This morning I had a job interview (surprise!) and the woman who interviewed me asked me for my birth date and when she found out I was only twenty she said; “Wait, what! Are you only twenty? I can see that you’re young but you seem like you’re almost thirty!”
I answered; “I get that a lot, but in my mind I was born a thirty year old and every year when I grow older I feel like I become more and more like myself”.
That what it’s been like my whole life. I know it might seem like I’m trying to brag about how mature I am, but really this has been an issue throughout my whole life, and it’s only now it has started to benefit me in life.
As a kid I was very awkward, and found it very difficult when my friends wanted to play. Playing seemed silly to me, and I didn’t know how I was supposed to act.

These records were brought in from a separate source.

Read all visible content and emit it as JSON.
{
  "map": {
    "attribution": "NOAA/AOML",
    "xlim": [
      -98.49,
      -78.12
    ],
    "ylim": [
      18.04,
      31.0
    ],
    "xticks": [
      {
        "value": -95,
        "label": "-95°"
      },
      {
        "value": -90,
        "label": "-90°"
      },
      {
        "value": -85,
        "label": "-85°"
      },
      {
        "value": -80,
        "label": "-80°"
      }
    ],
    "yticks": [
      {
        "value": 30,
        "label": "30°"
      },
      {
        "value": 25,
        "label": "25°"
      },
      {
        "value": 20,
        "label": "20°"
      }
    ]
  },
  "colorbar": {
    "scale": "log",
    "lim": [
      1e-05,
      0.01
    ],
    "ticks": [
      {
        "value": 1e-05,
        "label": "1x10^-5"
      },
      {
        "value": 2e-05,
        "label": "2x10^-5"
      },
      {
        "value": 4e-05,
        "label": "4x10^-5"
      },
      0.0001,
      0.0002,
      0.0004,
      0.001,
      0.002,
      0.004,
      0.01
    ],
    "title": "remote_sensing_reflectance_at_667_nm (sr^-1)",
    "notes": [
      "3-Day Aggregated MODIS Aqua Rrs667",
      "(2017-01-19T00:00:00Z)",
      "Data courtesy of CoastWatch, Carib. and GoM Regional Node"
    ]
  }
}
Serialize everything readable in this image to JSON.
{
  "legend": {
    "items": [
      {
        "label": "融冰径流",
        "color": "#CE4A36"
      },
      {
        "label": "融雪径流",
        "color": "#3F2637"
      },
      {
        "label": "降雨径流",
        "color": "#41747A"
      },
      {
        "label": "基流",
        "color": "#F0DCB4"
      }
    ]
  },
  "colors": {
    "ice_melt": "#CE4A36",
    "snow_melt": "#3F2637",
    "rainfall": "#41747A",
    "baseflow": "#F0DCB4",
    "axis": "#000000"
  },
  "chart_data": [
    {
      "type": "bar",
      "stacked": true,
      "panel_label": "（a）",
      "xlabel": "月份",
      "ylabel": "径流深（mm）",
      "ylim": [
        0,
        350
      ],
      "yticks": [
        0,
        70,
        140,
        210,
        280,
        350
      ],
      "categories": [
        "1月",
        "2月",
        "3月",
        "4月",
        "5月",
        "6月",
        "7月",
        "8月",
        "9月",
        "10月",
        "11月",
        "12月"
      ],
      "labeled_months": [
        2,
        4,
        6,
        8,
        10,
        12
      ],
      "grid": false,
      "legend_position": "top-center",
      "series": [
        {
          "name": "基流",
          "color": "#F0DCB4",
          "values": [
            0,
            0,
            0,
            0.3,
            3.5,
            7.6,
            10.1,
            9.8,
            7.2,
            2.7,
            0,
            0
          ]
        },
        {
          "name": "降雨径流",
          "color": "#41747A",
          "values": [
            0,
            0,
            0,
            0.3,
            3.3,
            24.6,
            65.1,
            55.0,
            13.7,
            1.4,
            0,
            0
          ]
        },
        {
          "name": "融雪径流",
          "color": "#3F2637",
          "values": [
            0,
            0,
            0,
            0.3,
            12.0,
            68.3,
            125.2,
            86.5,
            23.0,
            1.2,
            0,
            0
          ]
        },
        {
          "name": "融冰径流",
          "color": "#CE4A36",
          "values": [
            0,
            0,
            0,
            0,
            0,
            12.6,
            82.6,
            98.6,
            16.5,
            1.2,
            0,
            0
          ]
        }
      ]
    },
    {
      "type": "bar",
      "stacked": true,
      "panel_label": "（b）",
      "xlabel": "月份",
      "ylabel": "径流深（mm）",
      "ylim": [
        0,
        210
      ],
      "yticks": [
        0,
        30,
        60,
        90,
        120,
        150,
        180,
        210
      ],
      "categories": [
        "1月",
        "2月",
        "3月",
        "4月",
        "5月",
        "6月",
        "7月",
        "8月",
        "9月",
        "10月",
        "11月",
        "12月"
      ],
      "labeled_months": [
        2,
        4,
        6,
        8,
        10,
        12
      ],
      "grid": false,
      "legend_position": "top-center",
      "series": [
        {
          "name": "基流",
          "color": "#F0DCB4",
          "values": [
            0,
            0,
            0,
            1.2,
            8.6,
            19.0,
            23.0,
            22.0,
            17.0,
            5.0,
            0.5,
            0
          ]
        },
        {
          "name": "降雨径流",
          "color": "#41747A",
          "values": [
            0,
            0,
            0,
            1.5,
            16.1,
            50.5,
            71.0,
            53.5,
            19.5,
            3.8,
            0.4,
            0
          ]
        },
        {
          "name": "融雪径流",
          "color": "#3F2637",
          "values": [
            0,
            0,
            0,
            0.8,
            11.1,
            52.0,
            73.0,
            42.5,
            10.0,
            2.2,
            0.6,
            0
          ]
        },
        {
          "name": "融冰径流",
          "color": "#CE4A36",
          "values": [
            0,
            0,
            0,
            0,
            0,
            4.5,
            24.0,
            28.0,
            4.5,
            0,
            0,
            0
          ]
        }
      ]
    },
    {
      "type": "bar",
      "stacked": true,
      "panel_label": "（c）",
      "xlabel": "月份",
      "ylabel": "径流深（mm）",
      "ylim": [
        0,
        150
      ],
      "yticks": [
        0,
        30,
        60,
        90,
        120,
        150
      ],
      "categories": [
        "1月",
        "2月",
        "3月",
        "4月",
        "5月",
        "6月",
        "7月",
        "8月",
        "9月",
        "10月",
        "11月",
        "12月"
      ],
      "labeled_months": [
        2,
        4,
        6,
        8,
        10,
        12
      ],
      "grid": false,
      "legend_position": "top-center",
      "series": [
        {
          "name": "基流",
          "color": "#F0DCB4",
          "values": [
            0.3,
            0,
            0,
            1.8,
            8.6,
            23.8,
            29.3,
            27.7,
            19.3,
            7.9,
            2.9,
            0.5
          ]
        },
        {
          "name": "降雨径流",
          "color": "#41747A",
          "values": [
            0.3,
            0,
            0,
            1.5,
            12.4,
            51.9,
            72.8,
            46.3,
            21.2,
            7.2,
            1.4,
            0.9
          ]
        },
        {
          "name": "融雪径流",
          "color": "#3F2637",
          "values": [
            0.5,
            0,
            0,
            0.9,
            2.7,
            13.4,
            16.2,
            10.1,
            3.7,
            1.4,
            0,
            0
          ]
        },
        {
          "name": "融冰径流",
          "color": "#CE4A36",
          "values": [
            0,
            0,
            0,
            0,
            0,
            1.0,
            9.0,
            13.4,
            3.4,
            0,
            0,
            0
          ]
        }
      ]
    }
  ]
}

When I was in middle school I spent more recess time indoors with the teachers than outside with the other children. I didn’t know how to communicate with other children and felt more comfortable around other adults.
In high school I was left out for a long time because I couldn’t relate to other teens. I was uncomfortable with the jargon and didn’t know how to be fun and relaxed.
My whole life has been a struggle to “act young” and trying to imitate the people in my age to try to fit in. That’s why growing older is the best thing I know. Today I have a lovely boyfriend and amazing friends, who all love me for the little adult in me. Who think I’m funny when I tell them I’ve been drinking coffee since the age of thirteen and has appreciated a good red wine since the age of eighteen. Who accepts that I fall asleep at 9 pm during weekends and watch documentaries for fun.
Time. Time really does fix everything.